Écrivant pour The Critic, Parsons a parlé de ses expériences dans les années 1990 après la première prise de pouvoir par les talibans. Les chrétiens qui refusaient de renoncer à leur foi étaient régulièrement exécutés, la musique était interdite car non islamique et des femmes prétendument immorales étaient tuées et jetées dans les rivières.
Il y a cinq ans, après deux décennies d’insurrection, les talibans sont revenus au pouvoir lorsque l’administration Biden a ordonné à la hâte aux forces américaines de se retirer d’Afghanistan, renversant ainsi le gouvernement établi après l’invasion américaine de 2001.
Cette deuxième incarnation des talibans a été, selon Parsons, moins brutale et plus soucieuse de l’acceptation internationale. Néanmoins, les chrétiens restent en grand danger.
La loi talibane contre l’apostasie est particulièrement préoccupante, selon laquelle tout homme adulte sain d’esprit qui se convertit à l’islam aura trois jours pour se « repentir » sous peine d’être exécuté. Les femmes qui commettent le même crime doivent être emprisonnées à vie et soumises à des passages à tabac réguliers. Les enfants seront détenus jusqu’à ce qu’ils atteignent leur maturité, après quoi ils seront passibles de la sanction correspondante.
De nombreux pays islamiques ont des lois draconiennes interdisant la conversion de l’islam. De telles lois font généralement une distinction entre les convertis et les chrétiens nés. En Iran, par exemple, il n’est pas illégal d’être chrétien, mais la conversion de l’islam au christianisme est officiellement passible de la peine de mort.
On estime qu’il y a environ 10 000 chrétiens en Afghanistan, mais selon Parsons, ils courent un danger considérable.
« Les chrétiens sont particulièrement vulnérables car, contrairement aux autres minorités religieuses, leur existence n’a jamais été reconnue par aucun des gouvernements soutenus par l’Occident qui ont existé entre l’éviction des talibans en 2001 et leur retour en 2021 », a-t-il déclaré.
« Cela a permis aux talibans de nier l’existence des chrétiens afghans et de traiter tous ceux qu’ils trouvent comme des apostats de l’islam, même si beaucoup sont en réalité des chrétiens de deuxième ou troisième génération. »
La seule chose qui empêche l’épée de Damoclès de tomber sur les chrétiens d’Afghanistan est une division apparente au sein des dirigeants talibans entre ceux qui veulent revenir aux années 90 et ceux qui souhaitent un certain niveau d’acceptation.
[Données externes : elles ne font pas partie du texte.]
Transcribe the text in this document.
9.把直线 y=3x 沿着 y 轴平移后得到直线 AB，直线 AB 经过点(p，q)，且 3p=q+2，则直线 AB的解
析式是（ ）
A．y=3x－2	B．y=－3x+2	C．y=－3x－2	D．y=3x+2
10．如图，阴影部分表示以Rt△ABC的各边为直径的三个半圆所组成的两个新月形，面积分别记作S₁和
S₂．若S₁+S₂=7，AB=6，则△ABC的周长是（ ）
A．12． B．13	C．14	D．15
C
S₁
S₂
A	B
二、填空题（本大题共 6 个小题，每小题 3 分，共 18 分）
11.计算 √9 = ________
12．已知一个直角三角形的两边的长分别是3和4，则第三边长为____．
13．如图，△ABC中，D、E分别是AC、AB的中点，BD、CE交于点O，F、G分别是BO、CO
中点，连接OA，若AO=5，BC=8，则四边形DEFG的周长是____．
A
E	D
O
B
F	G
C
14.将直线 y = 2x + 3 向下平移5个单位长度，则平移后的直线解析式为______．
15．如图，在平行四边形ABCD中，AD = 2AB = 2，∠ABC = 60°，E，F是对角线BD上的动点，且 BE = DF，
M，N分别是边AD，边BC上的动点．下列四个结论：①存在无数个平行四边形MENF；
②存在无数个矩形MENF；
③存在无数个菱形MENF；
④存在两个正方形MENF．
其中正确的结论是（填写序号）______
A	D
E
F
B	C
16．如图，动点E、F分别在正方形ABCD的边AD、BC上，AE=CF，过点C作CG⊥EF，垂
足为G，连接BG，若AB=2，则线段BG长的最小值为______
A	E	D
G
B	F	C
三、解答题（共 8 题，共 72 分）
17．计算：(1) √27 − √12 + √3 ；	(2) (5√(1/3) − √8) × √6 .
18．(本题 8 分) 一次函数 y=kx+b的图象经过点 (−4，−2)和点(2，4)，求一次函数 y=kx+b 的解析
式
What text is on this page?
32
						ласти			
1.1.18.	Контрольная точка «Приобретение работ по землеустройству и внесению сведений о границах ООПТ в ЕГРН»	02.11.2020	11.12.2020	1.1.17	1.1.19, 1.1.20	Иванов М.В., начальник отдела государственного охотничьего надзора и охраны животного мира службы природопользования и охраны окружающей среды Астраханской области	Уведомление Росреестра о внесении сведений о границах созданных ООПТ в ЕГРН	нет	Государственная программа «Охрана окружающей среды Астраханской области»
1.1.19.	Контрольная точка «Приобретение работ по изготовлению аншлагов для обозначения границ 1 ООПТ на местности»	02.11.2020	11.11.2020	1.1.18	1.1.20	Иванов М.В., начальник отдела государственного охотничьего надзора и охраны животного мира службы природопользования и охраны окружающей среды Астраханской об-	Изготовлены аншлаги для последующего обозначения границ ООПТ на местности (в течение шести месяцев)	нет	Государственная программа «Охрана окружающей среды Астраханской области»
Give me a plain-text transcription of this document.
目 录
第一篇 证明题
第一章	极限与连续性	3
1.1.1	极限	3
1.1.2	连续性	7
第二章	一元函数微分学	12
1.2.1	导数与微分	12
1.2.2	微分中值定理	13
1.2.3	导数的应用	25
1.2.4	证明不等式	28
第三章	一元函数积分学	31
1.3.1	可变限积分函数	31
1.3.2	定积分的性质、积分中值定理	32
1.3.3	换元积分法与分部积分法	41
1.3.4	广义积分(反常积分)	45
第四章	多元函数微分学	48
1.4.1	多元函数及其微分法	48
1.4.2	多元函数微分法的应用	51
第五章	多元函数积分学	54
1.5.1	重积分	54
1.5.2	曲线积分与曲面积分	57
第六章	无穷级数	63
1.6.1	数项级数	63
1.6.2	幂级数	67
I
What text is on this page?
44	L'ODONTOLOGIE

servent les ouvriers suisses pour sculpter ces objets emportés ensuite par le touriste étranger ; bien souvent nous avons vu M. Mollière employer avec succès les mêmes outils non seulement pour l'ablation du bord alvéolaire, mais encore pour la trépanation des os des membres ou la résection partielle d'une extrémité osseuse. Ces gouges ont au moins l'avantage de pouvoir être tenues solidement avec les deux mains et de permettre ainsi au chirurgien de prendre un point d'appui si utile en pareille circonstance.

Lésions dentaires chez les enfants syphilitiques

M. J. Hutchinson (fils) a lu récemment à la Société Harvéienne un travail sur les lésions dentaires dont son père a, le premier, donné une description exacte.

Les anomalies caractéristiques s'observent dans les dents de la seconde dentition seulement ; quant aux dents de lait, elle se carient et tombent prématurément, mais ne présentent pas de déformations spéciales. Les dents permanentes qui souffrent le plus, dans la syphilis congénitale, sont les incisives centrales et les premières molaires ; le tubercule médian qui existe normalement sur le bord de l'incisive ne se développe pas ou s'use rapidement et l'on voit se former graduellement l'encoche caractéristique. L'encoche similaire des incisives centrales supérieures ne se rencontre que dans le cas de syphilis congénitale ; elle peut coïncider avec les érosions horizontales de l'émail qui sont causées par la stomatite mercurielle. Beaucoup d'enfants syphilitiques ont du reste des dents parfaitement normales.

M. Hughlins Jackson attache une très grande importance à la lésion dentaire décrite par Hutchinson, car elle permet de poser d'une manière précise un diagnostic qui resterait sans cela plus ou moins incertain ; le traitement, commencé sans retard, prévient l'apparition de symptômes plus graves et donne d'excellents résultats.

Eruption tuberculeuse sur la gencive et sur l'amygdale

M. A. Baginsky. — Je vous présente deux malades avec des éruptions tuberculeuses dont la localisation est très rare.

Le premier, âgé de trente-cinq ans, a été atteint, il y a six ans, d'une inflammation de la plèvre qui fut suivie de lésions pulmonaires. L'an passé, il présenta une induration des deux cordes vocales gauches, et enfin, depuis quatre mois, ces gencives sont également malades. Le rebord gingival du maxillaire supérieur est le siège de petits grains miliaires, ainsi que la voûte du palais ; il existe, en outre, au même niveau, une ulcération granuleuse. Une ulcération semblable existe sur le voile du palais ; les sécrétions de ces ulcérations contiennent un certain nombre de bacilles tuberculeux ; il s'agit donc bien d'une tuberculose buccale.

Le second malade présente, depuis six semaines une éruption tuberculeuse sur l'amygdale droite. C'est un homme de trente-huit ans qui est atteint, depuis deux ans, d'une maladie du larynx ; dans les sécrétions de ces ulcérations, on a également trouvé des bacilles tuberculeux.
« Bien que certains Afghans aient été exécutés pour apostasie et qu’il existe des preuves d’exécutions extrajudiciaires de chrétiens, à notre connaissance, il n’y a pas eu jusqu’à présent d’assassinats à grande échelle de chrétiens apostats. En fait, à plusieurs reprises, la cour d’appel des talibans a commué les peines d’exécution pour délits religieux en peines d’emprisonnement », a-t-il écrit.
« Cela semble refléter une lutte de pouvoir entre la majeure partie des talibans, qui considèrent qu’il va de soi que la sanction hudud pour apostasie devrait être appliquée, et une partie des dirigeants talibans qui veulent attendre pour le moment. Ces derniers sont prêts à accepter de retarder cet aspect de l’application de la charia afin de ne pas compromettre la possibilité d’une reconnaissance occidentale des talibans en tant que gouvernement légitime. »
Entre-temps, les talibans ont rassemblé autant de données que possible sur les chrétiens du pays – qui ils sont, où ils vivent, qui ils connaissent –, la crainte étant qu’un jour viendra où ils utiliseront cela pour réprimer encore plus durement.
Parsons a fait référence à un manuel connu sous le nom de Hedaya, couramment utilisé en Afghanistan et au Pakistan, qui, avec de nombreux autres documents islamiques, justifie l’esclavage des non-musulmans.
« La déclaration claire des décrets Hedaya et Taliban selon laquelle ceux qui sont considérés comme des apostats doivent être tués fournit presque certainement la preuve nécessaire de l’intention. Donc, oui, les chrétiens afghans courent un risque de génocide », a soutenu Parsons.